It’s never been harder for young people to get on the property ladder, and yet they’re not being given the tools or information they need.
The Lifetime Isa was supposed to help, but ended up leaving a lot of people confused. While some are calling for it to be scrapped altogether, I think the Lifetime Isa has a future – and a stellar one at that.
With just a few small changes, this ugly duckling become the default option for most young savers.
First, cutting the early withdrawal penalty from 25 per cent to 20 per cent would be the first easy fix, and would encourage more people to sign up.
At the moment, potential customers – who are often in their twenties – are reluctant to commit to this new Isa. And from our experience, this penalty is one of the main reasons why.
Say you put £1,000 into a Lifetime Isa, you’ll be entitled to the 25 per cent bonus, taking your savings up to £1,250.
But if you want to take your money out early, you’ll be charged a 25 per cent penalty on the whole amount. So that’s 25 per cent of £1,250. That leaves you with £937.50 which is less than you put in to begin with.
Reducing the penalty to 20 per cent would mean you only lose the bonus.

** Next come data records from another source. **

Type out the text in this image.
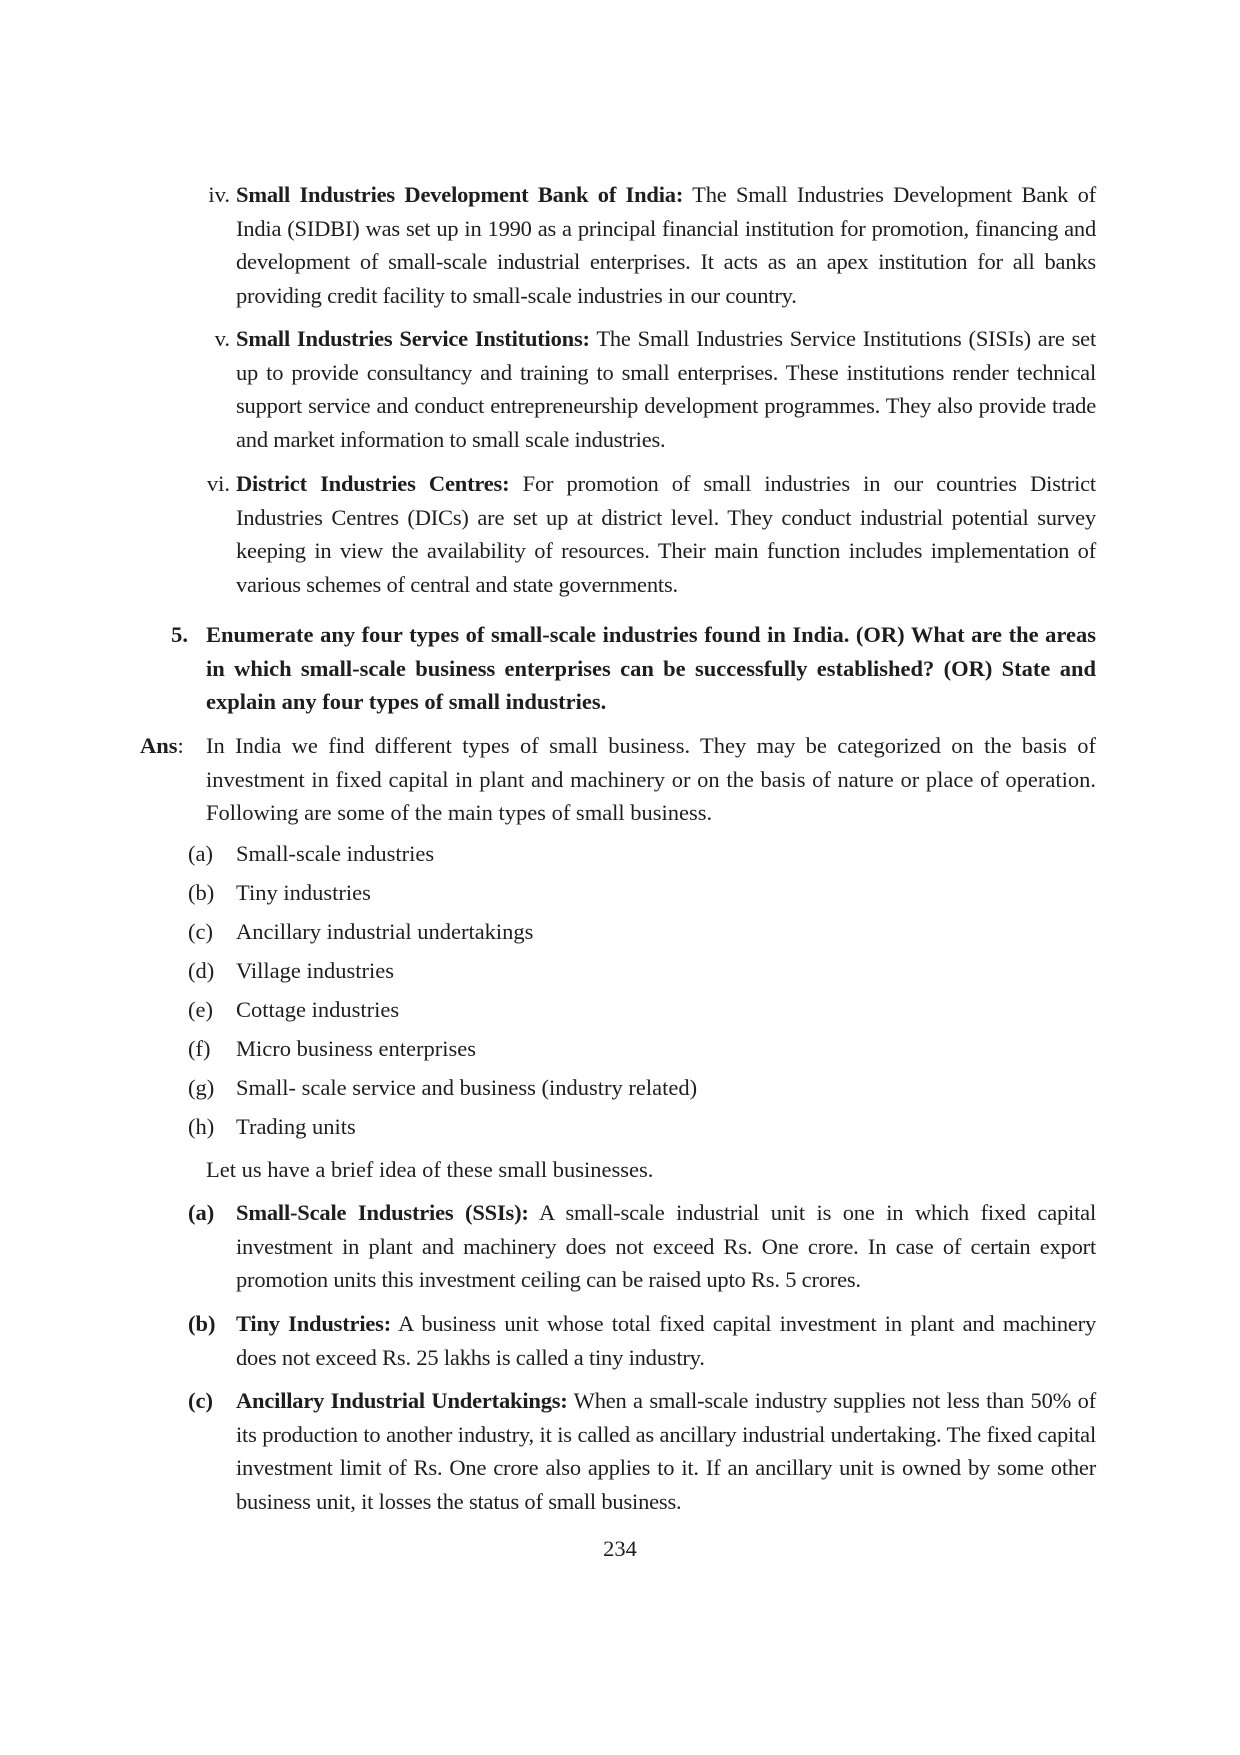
iv. Small Industries Development Bank of India: The Small Industries Development Bank of India (SIDBI) was set up in 1990 as a principal financial institution for promotion, financing and development of small-scale industrial enterprises. It acts as an apex institution for all banks providing credit facility to small-scale industries in our country.
v. Small Industries Service Institutions: The Small Industries Service Institutions (SISIs) are set up to provide consultancy and training to small enterprises. These institutions render technical support service and conduct entrepreneurship development programmes. They also provide trade and market information to small scale industries.
vi. District Industries Centres: For promotion of small industries in our countries District Industries Centres (DICs) are set up at district level. They conduct industrial potential survey keeping in view the availability of resources. Their main function includes implementation of various schemes of central and state governments.
5. Enumerate any four types of small-scale industries found in India. (OR) What are the areas in which small-scale business enterprises can be successfully established? (OR) State and explain any four types of small industries.
Ans: In India we find different types of small business. They may be categorized on the basis of investment in fixed capital in plant and machinery or on the basis of nature or place of operation. Following are some of the main types of small business.
(a)	Small-scale industries
(b) Tiny industries
(c)	Ancillary industrial undertakings
(d) Village industries
(e)	Cottage industries
(f)	Micro business enterprises
(g) Small- scale service and business (industry related)
(h) Trading units
Let us have a brief idea of these small businesses.
(a) Small-Scale Industries (SSIs): A small-scale industrial unit is one in which fixed capital investment in plant and machinery does not exceed Rs. One crore. In case of certain export promotion units this investment ceiling can be raised upto Rs. 5 crores.
(b) Tiny Industries: A business unit whose total fixed capital investment in plant and machinery does not exceed Rs. 25 lakhs is called a tiny industry.
(c)	Ancillary Industrial Undertakings: When a small-scale industry supplies not less than 50% of its production to another industry, it is called as ancillary industrial undertaking. The fixed capital investment limit of Rs. One crore also applies to it. If an ancillary unit is owned by some other business unit, it losses the status of small business.
234
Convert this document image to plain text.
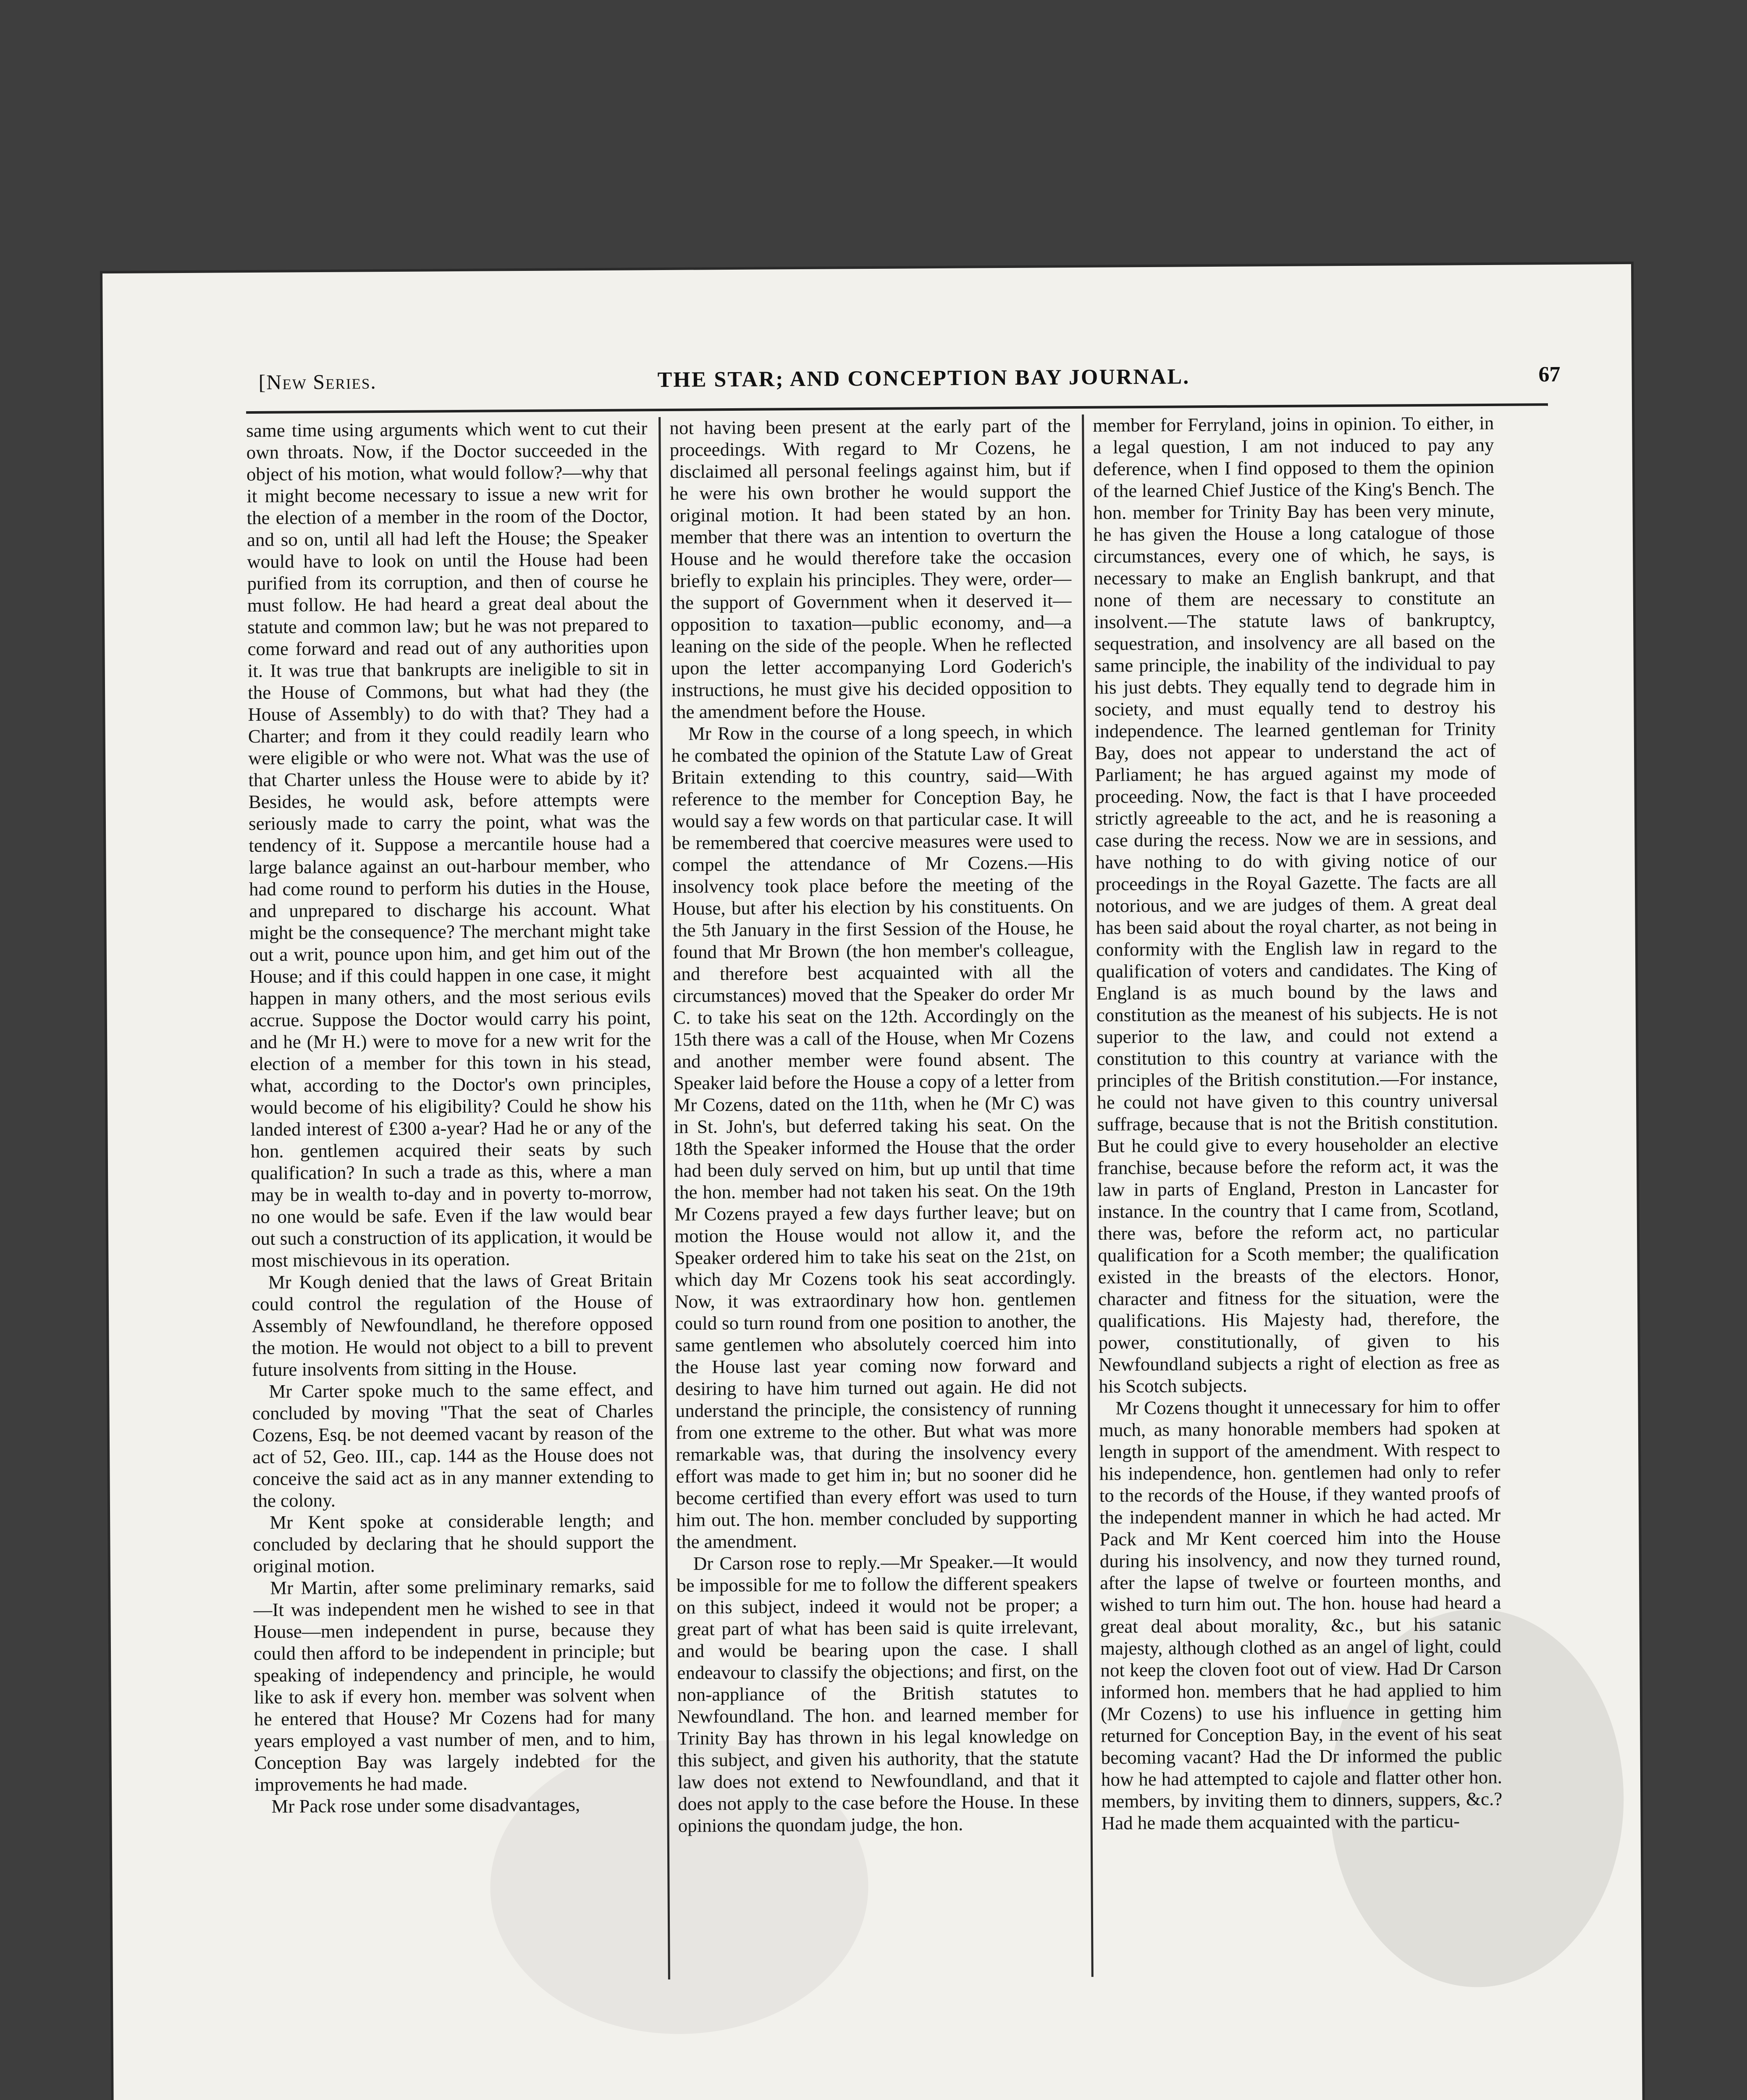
[New Series.	THE STAR; AND CONCEPTION BAY JOURNAL.	67

same time using arguments which went to cut their own throats. Now, if the Doctor succeeded in the object of his motion, what would follow?—why that it might become necessary to issue a new writ for the election of a member in the room of the Doctor, and so on, until all had left the House; the Speaker would have to look on until the House had been purified from its corruption, and then of course he must follow. He had heard a great deal about the statute and common law; but he was not prepared to come forward and read out of any authorities upon it. It was true that bankrupts are ineligible to sit in the House of Commons, but what had they (the House of Assembly) to do with that? They had a Charter; and from it they could readily learn who were eligible or who were not. What was the use of that Charter unless the House were to abide by it? Besides, he would ask, before attempts were seriously made to carry the point, what was the tendency of it. Suppose a mercantile house had a large balance against an out-harbour member, who had come round to perform his duties in the House, and unprepared to discharge his account. What might be the consequence? The merchant might take out a writ, pounce upon him, and get him out of the House; and if this could happen in one case, it might happen in many others, and the most serious evils accrue. Suppose the Doctor would carry his point, and he (Mr H.) were to move for a new writ for the election of a member for this town in his stead, what, according to the Doctor's own principles, would become of his eligibility? Could he show his landed interest of £300 a-year? Had he or any of the hon. gentlemen acquired their seats by such qualification? In such a trade as this, where a man may be in wealth to-day and in poverty to-morrow, no one would be safe. Even if the law would bear out such a construction of its application, it would be most mischievous in its operation.

Mr Kough denied that the laws of Great Britain could control the regulation of the House of Assembly of Newfoundland, he therefore opposed the motion. He would not object to a bill to prevent future insolvents from sitting in the House.

Mr Carter spoke much to the same effect, and concluded by moving "That the seat of Charles Cozens, Esq. be not deemed vacant by reason of the act of 52, Geo. III., cap. 144 as the House does not conceive the said act as in any manner extending to the colony.

Mr Kent spoke at considerable length; and concluded by declaring that he should support the original motion.

Mr Martin, after some preliminary remarks, said—It was independent men he wished to see in that House—men independent in purse, because they could then afford to be independent in principle; but speaking of independency and principle, he would like to ask if every hon. member was solvent when he entered that House? Mr Cozens had for many years employed a vast number of men, and to him, Conception Bay was largely indebted for the improvements he had made.

Mr Pack rose under some disadvantages,

not having been present at the early part of the proceedings. With regard to Mr Cozens, he disclaimed all personal feelings against him, but if he were his own brother he would support the original motion. It had been stated by an hon. member that there was an intention to overturn the House and he would therefore take the occasion briefly to explain his principles. They were, order—the support of Government when it deserved it—opposition to taxation—public economy, and—a leaning on the side of the people. When he reflected upon the letter accompanying Lord Goderich's instructions, he must give his decided opposition to the amendment before the House.

Mr Row in the course of a long speech, in which he combated the opinion of the Statute Law of Great Britain extending to this country, said—With reference to the member for Conception Bay, he would say a few words on that particular case. It will be remembered that coercive measures were used to compel the attendance of Mr Cozens.—His insolvency took place before the meeting of the House, but after his election by his constituents. On the 5th January in the first Session of the House, he found that Mr Brown (the hon member's colleague, and therefore best acquainted with all the circumstances) moved that the Speaker do order Mr C. to take his seat on the 12th. Accordingly on the 15th there was a call of the House, when Mr Cozens and another member were found absent. The Speaker laid before the House a copy of a letter from Mr Cozens, dated on the 11th, when he (Mr C) was in St. John's, but deferred taking his seat. On the 18th the Speaker informed the House that the order had been duly served on him, but up until that time the hon. member had not taken his seat. On the 19th Mr Cozens prayed a few days further leave; but on motion the House would not allow it, and the Speaker ordered him to take his seat on the 21st, on which day Mr Cozens took his seat accordingly. Now, it was extraordinary how hon. gentlemen could so turn round from one position to another, the same gentlemen who absolutely coerced him into the House last year coming now forward and desiring to have him turned out again. He did not understand the principle, the consistency of running from one extreme to the other. But what was more remarkable was, that during the insolvency every effort was made to get him in; but no sooner did he become certified than every effort was used to turn him out. The hon. member concluded by supporting the amendment.

Dr Carson rose to reply.—Mr Speaker.—It would be impossible for me to follow the different speakers on this subject, indeed it would not be proper; a great part of what has been said is quite irrelevant, and would be bearing upon the case. I shall endeavour to classify the objections; and first, on the non-appliance of the British statutes to Newfoundland. The hon. and learned member for Trinity Bay has thrown in his legal knowledge on this subject, and given his authority, that the statute law does not extend to Newfoundland, and that it does not apply to the case before the House. In these opinions the quondam judge, the hon.

member for Ferryland, joins in opinion. To either, in a legal question, I am not induced to pay any deference, when I find opposed to them the opinion of the learned Chief Justice of the King's Bench. The hon. member for Trinity Bay has been very minute, he has given the House a long catalogue of those circumstances, every one of which, he says, is necessary to make an English bankrupt, and that none of them are necessary to constitute an insolvent.—The statute laws of bankruptcy, sequestration, and insolvency are all based on the same principle, the inability of the individual to pay his just debts. They equally tend to degrade him in society, and must equally tend to destroy his independence. The learned gentleman for Trinity Bay, does not appear to understand the act of Parliament; he has argued against my mode of proceeding. Now, the fact is that I have proceeded strictly agreeable to the act, and he is reasoning a case during the recess. Now we are in sessions, and have nothing to do with giving notice of our proceedings in the Royal Gazette. The facts are all notorious, and we are judges of them. A great deal has been said about the royal charter, as not being in conformity with the English law in regard to the qualification of voters and candidates. The King of England is as much bound by the laws and constitution as the meanest of his subjects. He is not superior to the law, and could not extend a constitution to this country at variance with the principles of the British constitution.—For instance, he could not have given to this country universal suffrage, because that is not the British constitution. But he could give to every householder an elective franchise, because before the reform act, it was the law in parts of England, Preston in Lancaster for instance. In the country that I came from, Scotland, there was, before the reform act, no particular qualification for a Scoth member; the qualification existed in the breasts of the electors. Honor, character and fitness for the situation, were the qualifications. His Majesty had, therefore, the power, constitutionally, of given to his Newfoundland subjects a right of election as free as his Scotch subjects.

Mr Cozens thought it unnecessary for him to offer much, as many honorable members had spoken at length in support of the amendment. With respect to his independence, hon. gentlemen had only to refer to the records of the House, if they wanted proofs of the independent manner in which he had acted. Mr Pack and Mr Kent coerced him into the House during his insolvency, and now they turned round, after the lapse of twelve or fourteen months, and wished to turn him out. The hon. house had heard a great deal about morality, &c., but his satanic majesty, although clothed as an angel of light, could not keep the cloven foot out of view. Had Dr Carson informed hon. members that he had applied to him (Mr Cozens) to use his influence in getting him returned for Conception Bay, in the event of his seat becoming vacant? Had the Dr informed the public how he had attempted to cajole and flatter other hon. members, by inviting them to dinners, suppers, &c.? Had he made them acquainted with the particu-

Swapping stock market exposure for housing market exposure is probably no bad thing over the long term
The reality is that things happen in life that we can’t predict. We’ve seen situations at Moneybox where people want to take their money out early for all sorts of reasons.
They may have met someone who already owns a home, chosen to invest in their education, or decided to move to another country – normal life events that are penalised under the current rules.
The second quick fix would be to either remove the £450,000 house price cap, or link it to house price inflation.
The average first home in London is £420,000, which means the average Londoner risks becoming ineligible and potentially facing the withdrawal penalty with just a small rise in prices.
If both changes were brought in now, I think uptake would fly and many of the seven million potential first time buyers in the UK would have a real helping hand in saving for their deposit.
But what if the government were to combine the Lifetime Isa, self-invested pensions, and workplace pensions under one “Super Isa” umbrella? You could then add a first home purchase as an allowable withdrawal event.
For those that take up the house buying option, swapping stock market exposure for housing market exposure is probably no bad thing over the long term. Alongside this could be a regular Isa used for easy-access shorter term goals.
Whether it's the small tweaks, or a more radical rethink, we'd love to see some changes included in the next budget.